With their heavier weapons, the Dutch had a firepower advantage. They suppressed the insurgents to the west.
But the Taliban's fighters were local men; they knew the ground. They moved through vegetation and ditches along the eastern flank and opened another angle of fire, giving themselves clear shots across the only withdrawal route.
For a few minutes there was a lull in the Taliban firing. But as more of them moved east, their shooting intensified, forcing the soldiers to run beside armored vehicles, using the armor as rolling shields.
A patrol that began as a slow and methodical walk had become a blur of sprinting, shooting, waiting, peeking around corners and catching breath. The soldiers shouted in four languages, Dutch, Dari, English and Pashto. Diesel engines grumbled and whined, and the tracks on the armored vehicles creaked.
Through almost all of it, Sergeant Leendert walked upright, with no helmet and little reaction to the passing bullets. He stands almost two meters tall, or six feet, six inches.
"Stay low," he said to the other soldiers, advice he did not follow himself.
Abdul Rakhman ran ahead, finding one firing position after another. Unlike many other Afghans, who fire in bursts, he raised the rifle to his eye, aimed and fired single shots.
Another rocket-propelled grenade slammed near the armored vehicles and exploded, wounding Adam Khan and Sabz Ali, two Afghan soldiers. Adam Khan had shrapnel in his back; Sabzi Ali had shrapnel in his hand. Both continued on.
The platoon made a wall of vehicles around the downed Dutch soldier, Private First Class Rob, until medics bandaged him and loaded him into an armored ambulance.
Then the Dutch broke contact and reached a gully out of the line of fire.

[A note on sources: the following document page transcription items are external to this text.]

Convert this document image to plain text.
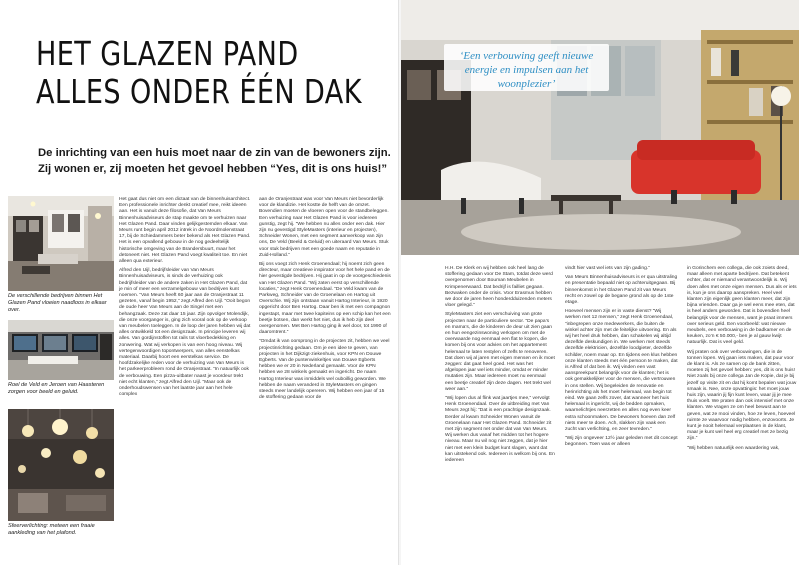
HET GLAZEN PAND
ALLES ONDER ÉÉN DAK

De inrichting van een huis moet naar de zin van de bewoners zijn. Zij wonen er, zij moeten het gevoel hebben “Yes, dit is ons huis!”

De verschillende bedrijven binnen Het Glazen Pand vloeien naadloos in elkaar over.
Roel de Veld en Jeroen van Haasteren zorgen voor beeld en geluid.
Sfeerverlichting: meteen een fraaie aankleding van het plafond.

Het gaat dus niet om een dictaat van de binnenhuisarchitect. Een professionele inrichter denkt creatief mee, reikt ideeën aan. Het is vanuit deze filosofie, dat Van Meurs Binnenhuisadviseurs de stap maakte om te verhuizen naar Het Glazen Pand. Daar vinden gelijkgestemden elkaar. Van Meurs runt begin april 2012 intrek in de Noordmolenstraat 17, bij de Schiedammers beter bekend als Het Glazen Pand. Het is een opvallend gebouw in de nog gedeeltelijk historische omgeving van de Brandersbuurt, maar het detoneert niet. Het Glazen Pand voegt kwaliteit toe. En niet alleen qua exterieur.

Alfred den Uijl, bedrijfsleider van Van Meurs Binnenhuisadviseurs, is sinds de verhuizing ook bedrijfsleider van de andere zaken in Het Glazen Pand, dat je min of meer een verzamelgebouw van bedrijven kunt noemen. “Van Meurs heeft 60 jaar aan de Oranjestraat 11 gezeten, vanaf begin 1952,” zegt Alfred den Uijl. “Ooit begon de oude heer Van Meurs aan de Singel met een behangzaak. Deze zat daar 15 jaar. Zijn opvolger Molendijk, die onze voorganger is, ging zich vooral ook op de verkoop van meubelen toeleggen. In de loop der jaren hebben wij dat alles ontwikkeld tot een designzaak. In principe leveren wij alles. Van gordijnstoffen tot rails tot vloerbedekking en zonwering. Wat wij verkopen is van een hoog niveau. Wij vertegenwoordigen topontwerpers, van alles eenstelkas materiaal. Daarbij hoort een eerstelkas service. De hoofdzakelijke reden voor de verhuizing van Van Meurs is het parkeerprobleem rond de Oranjestraat. “In natuurlijk ook de verbouwing. Een pizza-uitbater naast je voordeur trekt niet echt klanten,” zegt Alfred den Uijl. “Maar ook de onderhoudswensen van het laatste jaar aan het hele complex

aan de Oranjestraat was voor Van Meurs niet bevorderlijk voor de klandizie. Het kostte de helft van de omzet. Bovendien moeten de vloeren open voor de standbeleggen. Een verhuizing naar Het Glazen Pand is voor iedereen gunstig, zegt hij. “We hebben nu alles onder een dak. Hier zijn nu gevestigd StyleMasters (interieur en projecten), Schneider Wonen, met een segment aanverkoop van zijn ons, De Veld (Beeld & Geluid) en uiteraard Van Meurs. Stuk voor stuk bedrijven met een goede naam en reputatie in Zuid-Holland.”

Bij ons voegt zich Henk Groenendaal; hij noemt zich geen directeur, maar creatieve inspirator voor het hele pand en de hier gevestigde bedrijven. Hij gaat in op de voorgeschiedenis van Het Glazen Pand. “Wij zaten eerst op verschillende locaties,” zegt Henk Groenendaal. “De Veld kwam van de Parkweg, Schneider van de Groenelaan en Hartog uit Overschie. Wij zijn ontstaan vanuit Hartog Interieur, in 1920 opgericht door Ben Hartog. Daar ben ik met een compagnon ingestapt, maar met twee kapiteins op een schip kan het een beetje botsen, dan werkt het niet, dus ik heb zijn deel overgenomen. Met Ben Hartog ging ik wel door, tot 1990 of daaromtrent.”

“Omdat ik van oorsprong in de projecten zit, hebben we veel projectinrichting gedaan. Om je een idee te geven, van projecten in het Dijkzigt-ziekenhuis, voor KPN en Douwe Egberts. Van de puntenwinkeltjes van Douwe Egberts hebben we er 20 in Nederland gemaakt. Voor de KPN hebben we 28 winkels gemaakt en ingericht. De naam Hartog Interieur was inmiddels wel ouboillig geworden. We hebben de naam veranderd in StyleMasters en gingen steeds meer landelijk opereren. Wij hebben een jaar of 15 de stoffering gedaan voor de

‘Een verbouwing geeft nieuwe energie en impulsen aan het woonplezier’

H.H. De Klerk en wij hebben ook heel lang de stoffering gedaan voor De Stam, totdat deze werd overgenomen door Bouman Meubelen in Krimpenerwaard. Dat bedrijf is failliet gegaan. Bezwaken onder de crisis. Voor Erasmus hebben we door de jaren heen honderdduizenden meters vloer gelegd.”

StyleMasters ziet een verschuiving van grote projecten naar de particuliere sector. “De papa’s en mama’s, die de kinderen de deur uit zien gaan en hun eengezinswoning verkopen om met de overwaarde nog eenmaal een flat te kopen, die komen bij ons voor advies om het appartement helemaal te laten restylen of zelfs te renoveren. Dat doen wij al jaren met eigen mensen en ik moet zeggen: dat gaat heel goed. Het was het afgelopen jaar wel iets minder, omdat er minder mutaties zijn. Maar iedereen moet nu eenmaal een beetje creatief zijn deze dagen. Het trekt wel weer aan.”

“Wij lopen dus al flink wat jaartjes mee,” vervolgt Henk Groenendaal. Over de uitbreiding met Van Meurs zegt hij: “Dat is een prachtige designzaak. Eerder al kwam Schneider Wonen vanuit de Groenelaan naar Het Glazen Pand. Schneider zit met zijn segment net onder dat van Van Meurs. Wij werken dus vanaf het midden tot het hogere niveau. Maar nu wil nog niet zeggen, dat je hier niet met een klein budget kunt slagen, want dat kan uitstekend ook. Iedereen is welkom bij ons. En iedereen

vindt hier vast wel iets van zijn gading.”

Van Meurs Binnenhuisadviseurs is er qua uitstraling en presentatie bepaald niet op achteruitgegaan. Bij binnenkomst in het Glazen Pand zit van Meurs recht en zowel op de begane grond als op de 1ste etage.

Hoeveel mensen zijn er in vaste dienst? “Wij werken met 12 mensen,” zegt Henk Groenendaal, “inbegrepen onze medewerkers, die buiten de winkel achter zijn met de feitelijke uitvoering. En als wij het heel druk hebben, dan schakelen wij altijd dezelfde deskundigen in. We werken met steeds dezelfde elektricien, dezelfde loodgieter, dezelfde schilder, noem maar op. En tijdens een klus hebben onze klanten steeds met één persoon te maken, dat is Alfred of dat ben ik. Wij vinden een vast aanspreekpunt belangrijk voor de klanten; het is ook gemakkelijker voor de mensen, die vertrouwen in ons stellen. Wij begeleiden de renovatie en herinrichting als het moet helemaal, van begin tot eind. We gaan zelfs zover, dat wanneer het huis helemaal is ingericht, wij de bedden opmaken, waarnelichtjes neerzetten en alles nog even keer extra schoonmaken. De bewoners hoeven dan zelf niets meer te doen. Ach, slakken zijn vaak een zucht van verlichting, en zeer tevreden.”

“Wij zijn ongeveer 12½ jaar geleden met dit concept begonnen. Toen was er alleen

in Gorinchem een collega, die ook zoiets deed, maar alleen met aparte bedrijven. Dat betekent echter, dat er niemand verantwoordelijk is. Wij doen alles met onze eigen mensen. Dus als er iets is, kun je ons daarop aanspreken. Heel veel klanten zijn eigenlijk geen klanten meer, dat zijn bijna vrienden. Daar ga je wel eens mee eten, dat is heel anders geworden. Dat is bovendien heel belangrijk voor de mensen, want je praat immers over serieus geld. Een voorbeeld: wat nieuwe meubels, een verbouwing in de badkamer en de keuken, zo’n € 50.000,- ben je al gauw kwijt natuurlijk. Dat is veel geld.

Wij praten ook over verbouwingen, die in de tonnen lopen. Wij gaan iets maken, dat puur voor de klant is. Als ze samen op de bank zitten, moeten zij het gevoel hebben: yes, dit is ons huis! Niet zoals bij onze collega Jan de Kopie, dat je bij jezelf op visite zit en dat hij komt bepalen wat jouw smaak is. Nee, onze opvattingis: het moet jouw huis zijn, waarin jij fijn kunt leven, waar jij je mee thuis voelt. We praten dan ook intensief met onze klanten. We vragen ze om heel bewust aan te geven, wat ze mooi vinden, hoe ze leven, hoeveel ruimte ze waarvoor nodig hebben, enzovoorts. Je kunt je nooit helemaal verplaatsen in de klant, maar je kunt wel heel erg creatief met ze bezig zijn.”

“Wij hebben natuurlijk een waardering vak,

Abdul Rakhman shared news. "I shot one," he said. He swept with his hand from his belly to his neck, indicating where the enemy had been struck. The gesture resembled zipping a coat. He shrugged. "I think he is dead," he said.
Helicopters had appeared, and the platoon sergeant tossed a green smoke grenade to mark a landing zone. A Blackhawk landed, took on the wounded Dutch soldier and lifted away. The patrol was over.
The Dutch and Afghan drove back to their bunkers while smoke rose and drifted over Surkh-Murghab.
Word of the wounded Dutch soldier passed among the troops. He had been struck by the casings of a round fired from a 25-millimeter cannon, Lieutenant Marcel said, making him a victim of friendly fire. His wound was not severe.
Such villages, the captain said, could never be won with such a small force. Seeing the Afghan patrol approach, the local men had ushered their families away and coordinated an attack, striking from multiple directions and with several different types of weapons.
But the Taliban had also made mistakes, he said, including firing too soon. Had the Afghan patrol been allowed to walk farther into the ambush site it would have been encircled.
The captain still had questions he wanted answered. Later, near darkness, he slipped away from the base in civilian clothes, to talk with shepherds passing through the fields. When he returned, he told his squad more news: two of the Taliban had been wounded, he said, and four had been killed.